I hate trends. They’re expensive, ephemeral and remind me of cheap uniforms with expiration dates.
Take gladiator sandals, for instance. I wouldn’t wear them even if I were a gladiator. They crawl up your legs concealing one’s calf that I think is the sexiest part of a woman’s lower limb. Why anyone would want to look like they’ve shopped at The Coliseum in Rome is beyond me. All you’d need is a toga, a lion and a steak to complete your outfit.
What about this summer’s explosion of low cut dresses worn way before 5, more like 8 in the morning? There’s something about decolletage with a bagel that doesn’t sit well with me. There really should be a law against cleavage and carbs at that early hour. I’m thinking of writing to Tom Ford or at least Zabars to get their input.
Then we have the chronic problem of inappropriate sizing. A woman who can barely squeeze into a 12 has no business stuffed in a 6. She looks like a tube of Gleem with its contents pushed to the top not to mention what it’s doing to her organs. Rather than 2 she now has one big kidney.
This also causes panty-line that well, NO UNDERWEAR if that’s what it takes. REMOVE THONG IN DOORWAY if necessary but don’t bring me down with that ugly seam across your butt that if you wore the right size, I wouldn’t have to look at to begin with. Forget parking, they should give tickets to all dress, skirt and trouser offenders.
I feel a woman looks so great in jeans, a white blouse and a pair of flats. This outfit is easy to throw together. You can practically wear it anywhere especially if you invest in a little black tailored jacket.
But this is where stupidity and style collide. You somehow have to know how to mix and match organically. No, a polka-dotted bustier over army fatigues will not do.
No one can teach style, it has to be felt.

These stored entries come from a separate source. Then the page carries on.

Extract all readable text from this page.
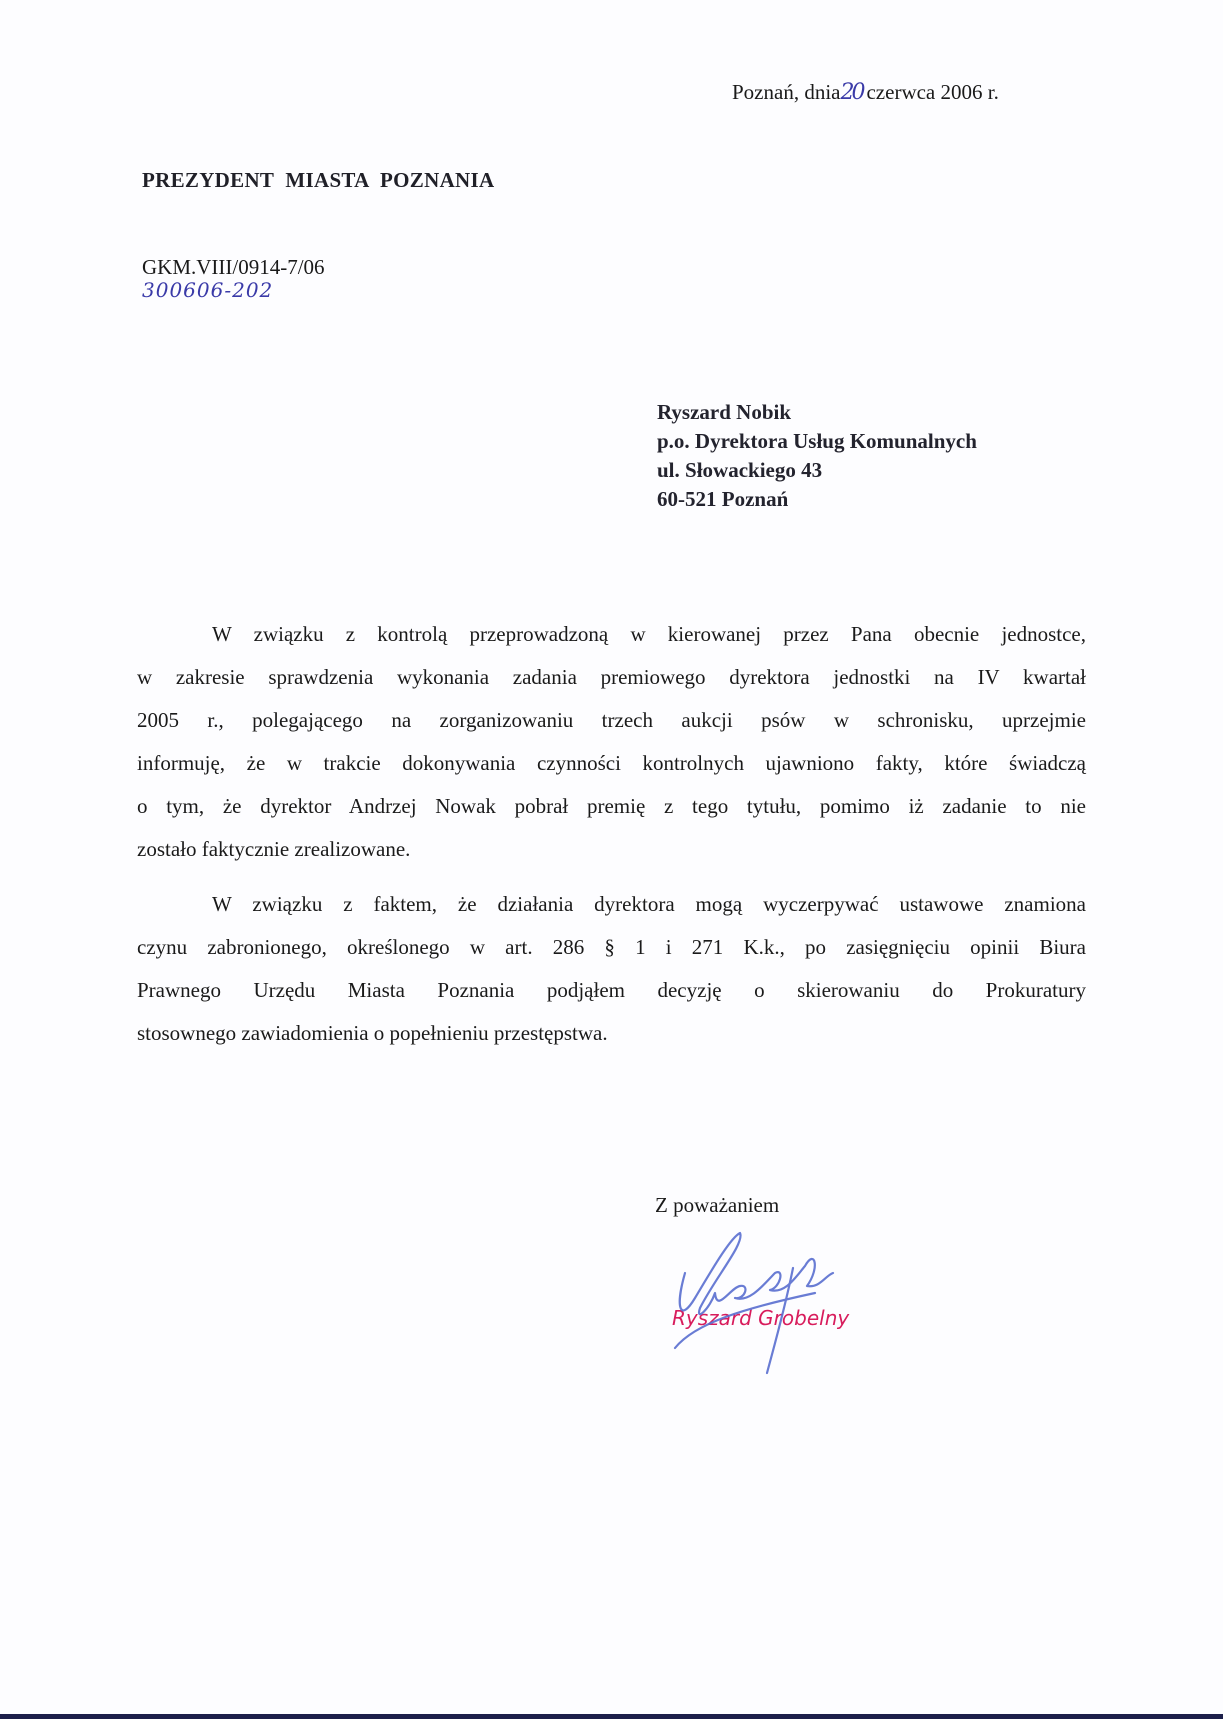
Poznań, dnia20 czerwca 2006 r.
PREZYDENT MIASTA POZNANIA
GKM.VIII/0914-7/06
300606-202
Ryszard Nobik
p.o. Dyrektora Usług Komunalnych
ul. Słowackiego 43
60-521 Poznań
W związku z kontrolą przeprowadzoną w kierowanej przez Pana obecnie jednostce,
w zakresie sprawdzenia wykonania zadania premiowego dyrektora jednostki na IV kwartał
2005 r., polegającego na zorganizowaniu trzech aukcji psów w schronisku, uprzejmie
informuję, że w trakcie dokonywania czynności kontrolnych ujawniono fakty, które świadczą
o tym, że dyrektor Andrzej Nowak pobrał premię z tego tytułu, pomimo iż zadanie to nie
zostało faktycznie zrealizowane.
W związku z faktem, że działania dyrektora mogą wyczerpywać ustawowe znamiona
czynu zabronionego, określonego w art. 286 § 1 i 271 K.k., po zasięgnięciu opinii Biura
Prawnego Urzędu Miasta Poznania podjąłem decyzję o skierowaniu do Prokuratury
stosownego zawiadomienia o popełnieniu przestępstwa.
Z poważaniem
Ryszard Grobelny
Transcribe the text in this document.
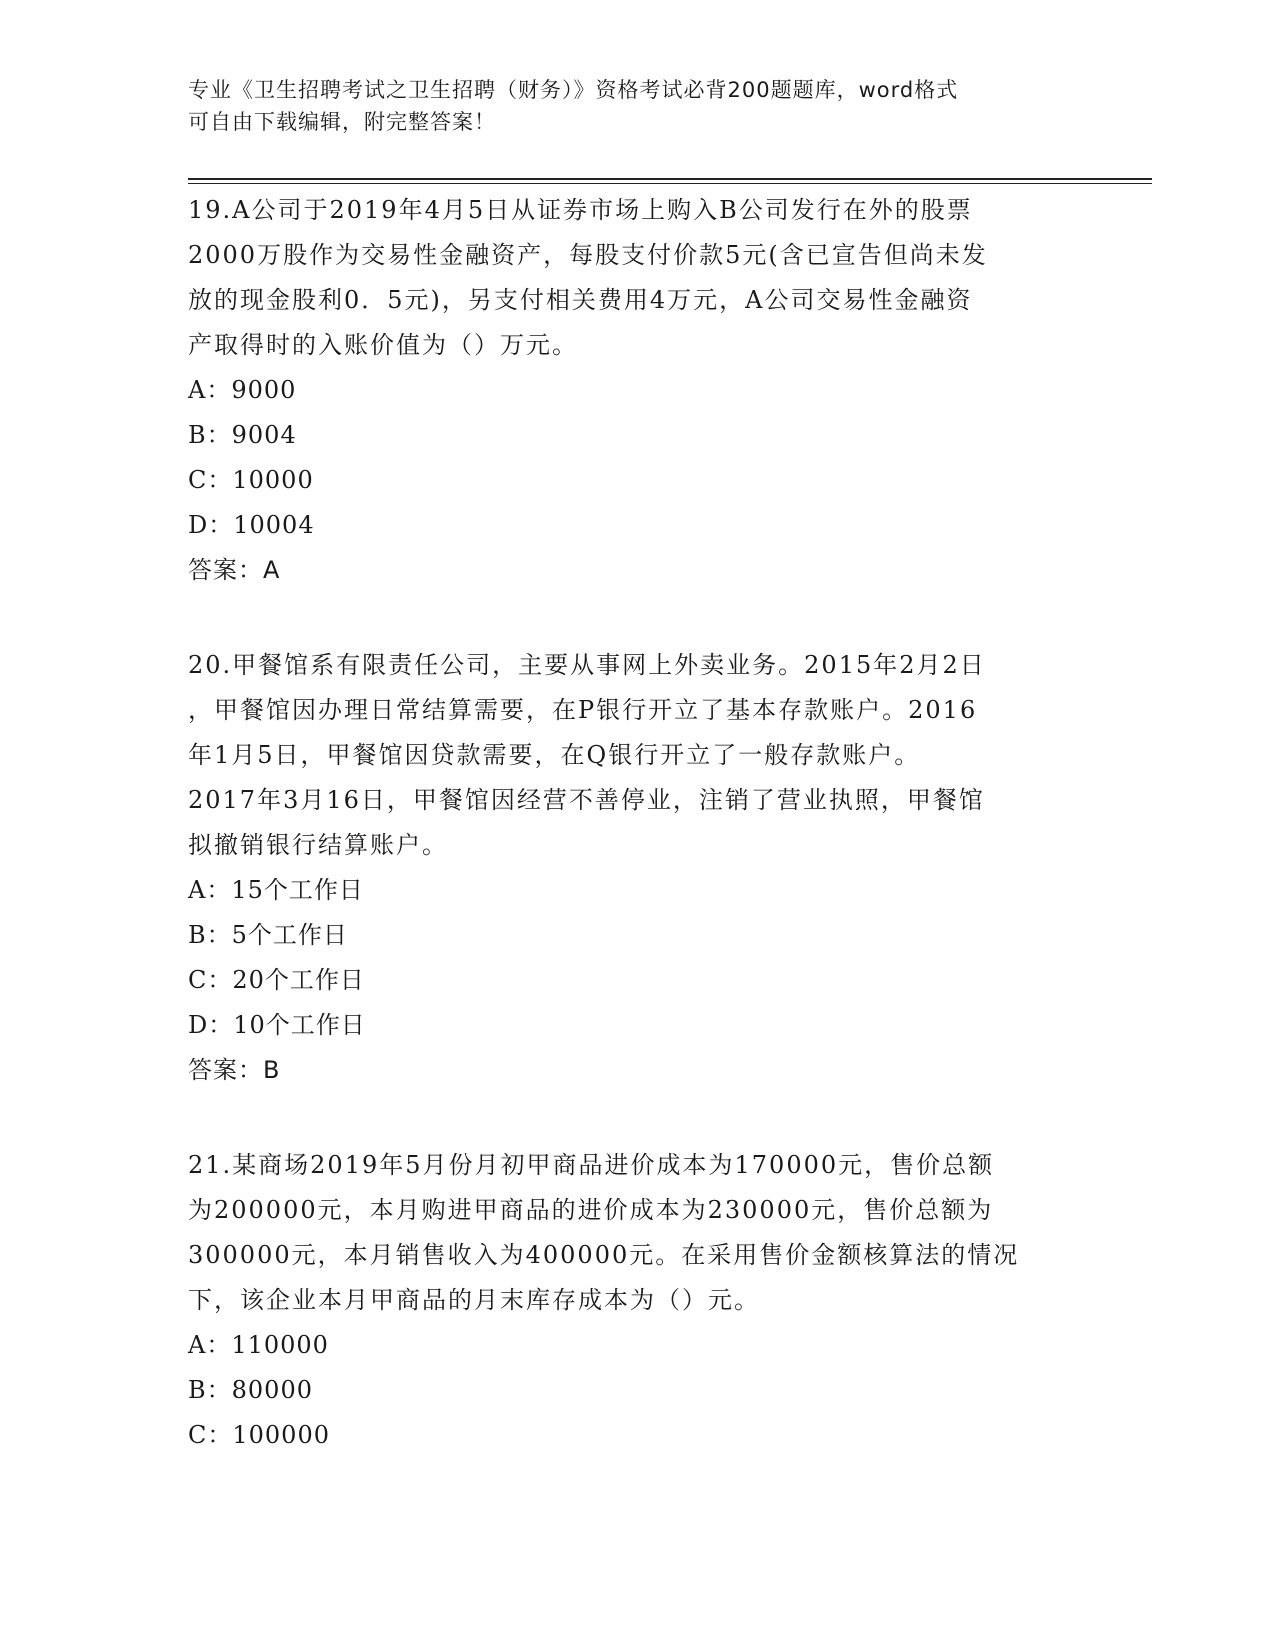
专业《卫生招聘考试之卫生招聘（财务）》资格考试必背200题题库，word格式
可自由下载编辑，附完整答案！
19.A公司于2019年4月5日从证券市场上购入B公司发行在外的股票
2000万股作为交易性金融资产，每股支付价款5元(含已宣告但尚未发
放的现金股利0．5元)，另支付相关费用4万元，A公司交易性金融资
产取得时的入账价值为（）万元。
A：9000
B：9004
C：10000
D：10004
答案：A
20.甲餐馆系有限责任公司，主要从事网上外卖业务。2015年2月2日
，甲餐馆因办理日常结算需要，在P银行开立了基本存款账户。2016
年1月5日，甲餐馆因贷款需要，在Q银行开立了一般存款账户。
2017年3月16日，甲餐馆因经营不善停业，注销了营业执照，甲餐馆
拟撤销银行结算账户。
A：15个工作日
B：5个工作日
C：20个工作日
D：10个工作日
答案：B
21.某商场2019年5月份月初甲商品进价成本为170000元，售价总额
为200000元，本月购进甲商品的进价成本为230000元，售价总额为
300000元，本月销售收入为400000元。在采用售价金额核算法的情况
下，该企业本月甲商品的月末库存成本为（）元。
A：110000
B：80000
C：100000
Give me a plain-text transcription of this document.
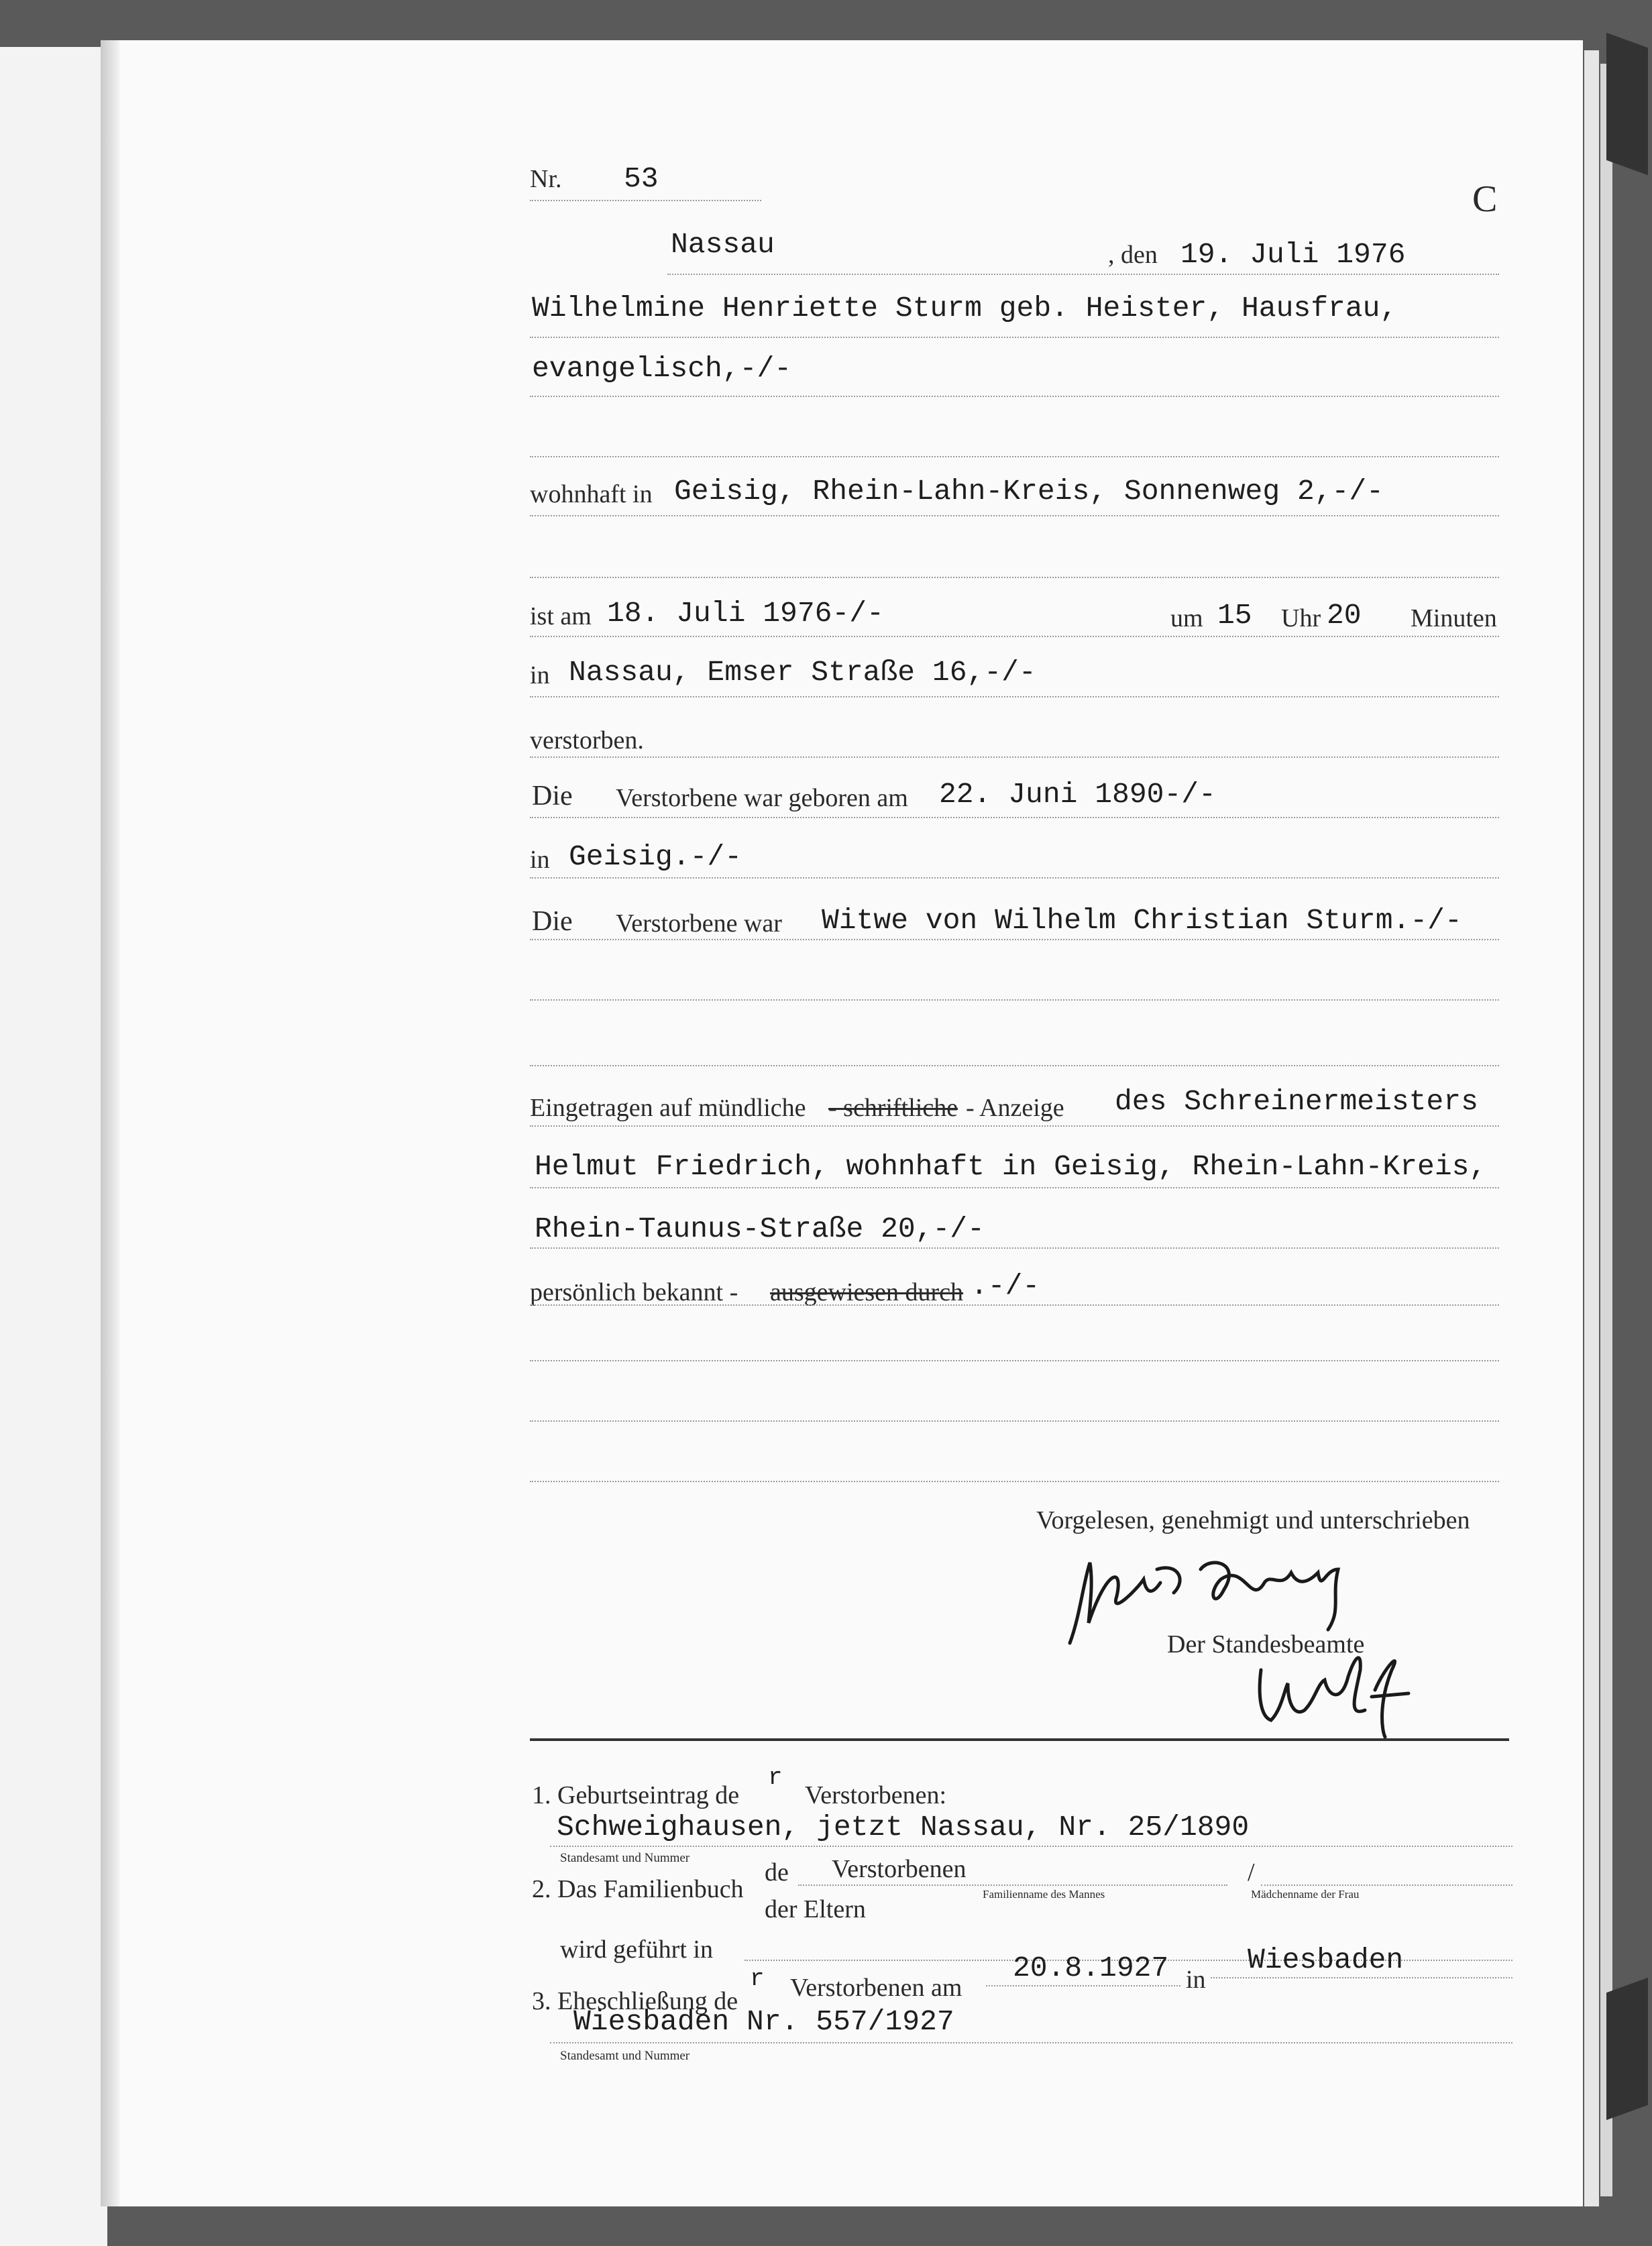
Nr. 53	C
Nassau	, den 19. Juli 1976
Wilhelmine Henriette Sturm geb. Heister, Hausfrau,
evangelisch,-/-
wohnhaft in Geisig, Rhein-Lahn-Kreis, Sonnenweg 2,-/-
ist am 18. Juli 1976-/-	um 15 Uhr 20 Minuten
in Nassau, Emser Straße 16,-/-
verstorben.
Die Verstorbene war geboren am 22. Juni 1890-/-
in Geisig.-/-
Die Verstorbene war Witwe von Wilhelm Christian Sturm.-/-
Eingetragen auf mündliche - schriftliche - Anzeige des Schreinermeisters
Helmut Friedrich, wohnhaft in Geisig, Rhein-Lahn-Kreis,
Rhein-Taunus-Straße 20,-/-
persönlich bekannt - ausgewiesen durch .-/-
Vorgelesen, genehmigt und unterschrieben
Der Standesbeamte
1. Geburtseintrag de
r
Verstorbenen:
Schweighausen, jetzt Nassau, Nr. 25/1890
Standesamt und Nummer
2. Das Familienbuch
de Verstorbenen	/
der Eltern
Familienname des Mannes	Mädchenname der Frau
wird geführt in
3. Eheschließung de
r Verstorbenen am
20.8.1927 in
Wiesbaden
Wiesbaden Nr. 557/1927
Standesamt und Nummer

“Did Coco Chanel say that?”
“No, I did”.
Go to FIT, ‘The Fashion Institute of Technology’ any day of the week and check out its body of students. Many of them are there on scholarship, in other words they’re not rich, yet they each have an individual look all their own that you can’t help but admire.
Style, it’s simply there like shoulders or feet. When I see a girl in an ensemble she’s emulated from the pages of Vogue, I want to kidnap her, slap her then immediately take her to Saks. If this ever comes to pass it would behoove whomever it was to stay calm and cooperate fully.
I knew a woman who worked in a tattoo parlor. Tattoos, if you don’t already know, are not my favorite accessory (8/5), but despite the Disney characters living along her arms, she looked great.
Her name was Blythe and she always wore black slim trousers nicely pressed, with a Cloroxed white Hanes V-necked T-shirt and a smart, black cardigan sweater. On her feet, black Keds. Even when Goofy or Sneezy peeked out from one of her wrists, she looked like a living doll.
How did I know a girl who worked in a tattoo parlor?
I was dating a biker at the time. Don’t forget, I’m a model and he looked fantastic with my leopard tights and Fiorucci black motorcycle jacket.
But doesn’t style cost money?
Not necessarily, not these days when you have stores like: Anthropology, Banana, Forever 21, The Gap, H&M, J Crew, Old Navy, The Armani Exchange, Urban Outfitters. With a good eye and a few bucks you can emerge looking amazing at a very reasonable price.
Do I shop at these places?
Absolutely, but in my case I’ll admit, my eye tends to wander to more pricey venues like Prada and Ralph Lauren. No, I’m not rich even if I do model and unless you’re in the same tax bracket say, as a ‘Giselle’, who can afford such threads?
We can, if we go to ‘Designer Resale’ one of my favorite haunts on the Upper East Side. (322 E. 81st Street) Here you can get all kinds of designer duds for a fraction of the original price.”
I know, they’re used, but just slightly and they only take in the very best. I would rather buy a Chanel skirt gently worn than a new one cheaply made from Ann Taylor. But that’s part of my own personal style, the point I’ve been trying, for 600 words now, to convey.
Don’t copy the magazines. Figure out what’s best for you, what feels good and sensual against your skin then run with it, that’s style.
The other, don’t, adhering to what Anna Wintour and her tribe at Vogue claims is in, is DULL DULL DULL. Now she wears a lot of Prada and I bet they’re samples, gifts or at least bought whole sale – that’s her style I suppose, free, cheap and convenient but it’s hers, and hers alone. Rent the film, ‘The September Issue’ if you’d like to know more about Vogue’s infamous, though well dressed, Editor-in-chief.
To sum it up, if you wrapped yourself in cellophane, added a belt then jumped into hip boots (no zippers, never zippers) and you owned it, I guarantee the world would stop to appreciate your ‘Personal Sense of Self’ which is really what style boils down to.
And how much could a few rolls of Saran Wrap cost anyway?
Remember, you can always buy in bulk.